The season's first snow fell on mountains near Muzaffarabad, capital of Pakistani Kashmir, and elsewhere late Saturday and downpours and snow continued Monday. Hundreds of women, children and the elderly already were suffering from respiratory illnesses, diarrhea, scabies, tetanus and other ailments even before the first cold snap.
Mohammed Shoaib, a doctor at a field hospital, said Monday that about 40 elderly and children suffering from hypothermia had been brought in there, and other facilities reported similar stories. The situation may be worse in remote areas, where landslides triggered by the precipitation has blocked main roads.

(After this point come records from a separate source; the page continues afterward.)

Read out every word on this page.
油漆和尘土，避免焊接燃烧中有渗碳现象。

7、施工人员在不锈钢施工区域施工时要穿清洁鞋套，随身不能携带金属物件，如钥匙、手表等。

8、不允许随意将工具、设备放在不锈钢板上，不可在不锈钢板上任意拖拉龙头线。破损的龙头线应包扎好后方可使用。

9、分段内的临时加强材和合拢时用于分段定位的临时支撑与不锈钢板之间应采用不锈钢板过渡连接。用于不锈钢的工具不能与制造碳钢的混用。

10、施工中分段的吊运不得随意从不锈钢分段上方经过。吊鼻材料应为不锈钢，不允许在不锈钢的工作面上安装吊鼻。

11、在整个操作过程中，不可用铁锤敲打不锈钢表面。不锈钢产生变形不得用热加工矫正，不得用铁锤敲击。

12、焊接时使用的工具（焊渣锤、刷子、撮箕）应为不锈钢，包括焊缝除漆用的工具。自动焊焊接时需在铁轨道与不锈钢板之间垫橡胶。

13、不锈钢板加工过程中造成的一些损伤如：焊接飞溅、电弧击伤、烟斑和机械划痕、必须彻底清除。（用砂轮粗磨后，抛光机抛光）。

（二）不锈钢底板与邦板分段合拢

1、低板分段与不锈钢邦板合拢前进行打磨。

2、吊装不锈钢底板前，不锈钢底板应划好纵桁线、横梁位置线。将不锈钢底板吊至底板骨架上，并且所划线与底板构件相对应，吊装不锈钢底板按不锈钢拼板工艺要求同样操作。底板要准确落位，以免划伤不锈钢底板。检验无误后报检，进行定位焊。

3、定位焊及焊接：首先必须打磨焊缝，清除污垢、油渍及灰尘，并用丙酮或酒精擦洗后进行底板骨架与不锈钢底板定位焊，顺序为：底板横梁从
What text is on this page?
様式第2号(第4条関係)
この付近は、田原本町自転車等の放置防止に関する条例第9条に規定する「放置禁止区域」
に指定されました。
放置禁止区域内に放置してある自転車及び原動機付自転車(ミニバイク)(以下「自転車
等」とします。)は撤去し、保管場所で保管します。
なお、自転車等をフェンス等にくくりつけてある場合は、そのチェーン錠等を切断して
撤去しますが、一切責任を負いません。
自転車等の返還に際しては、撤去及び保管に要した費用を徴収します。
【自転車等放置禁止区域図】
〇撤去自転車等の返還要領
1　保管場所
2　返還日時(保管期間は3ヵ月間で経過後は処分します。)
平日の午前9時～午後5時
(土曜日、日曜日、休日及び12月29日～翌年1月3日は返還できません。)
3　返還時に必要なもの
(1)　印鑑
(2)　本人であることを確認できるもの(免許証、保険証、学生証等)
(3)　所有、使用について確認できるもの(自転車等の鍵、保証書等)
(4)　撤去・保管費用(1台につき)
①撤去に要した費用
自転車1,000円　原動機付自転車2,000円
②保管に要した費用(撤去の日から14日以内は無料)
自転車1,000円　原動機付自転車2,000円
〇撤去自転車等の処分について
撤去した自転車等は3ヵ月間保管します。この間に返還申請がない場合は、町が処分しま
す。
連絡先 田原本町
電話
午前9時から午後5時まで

Maj. Farooq Nasir, spokesman for the army, said troops halted traffic on the main Neelum Valley road "to avoid loss of life" after overnight rain and snow. Engineers were working to clear the road, which links Muzaffarabad with scores of villages and towns and leads to the Line of Control, the heavily militarized frontier that divides Kashmir between South Asia's nuclear-rivals, Pakistan and India.
Nasir said no Pakistan army helicopters would fly in the quake zone Monday because of clouds and rain. Troops were vehicles and even mules to ferry food and other supplies to the needy, reports the AP. I.L.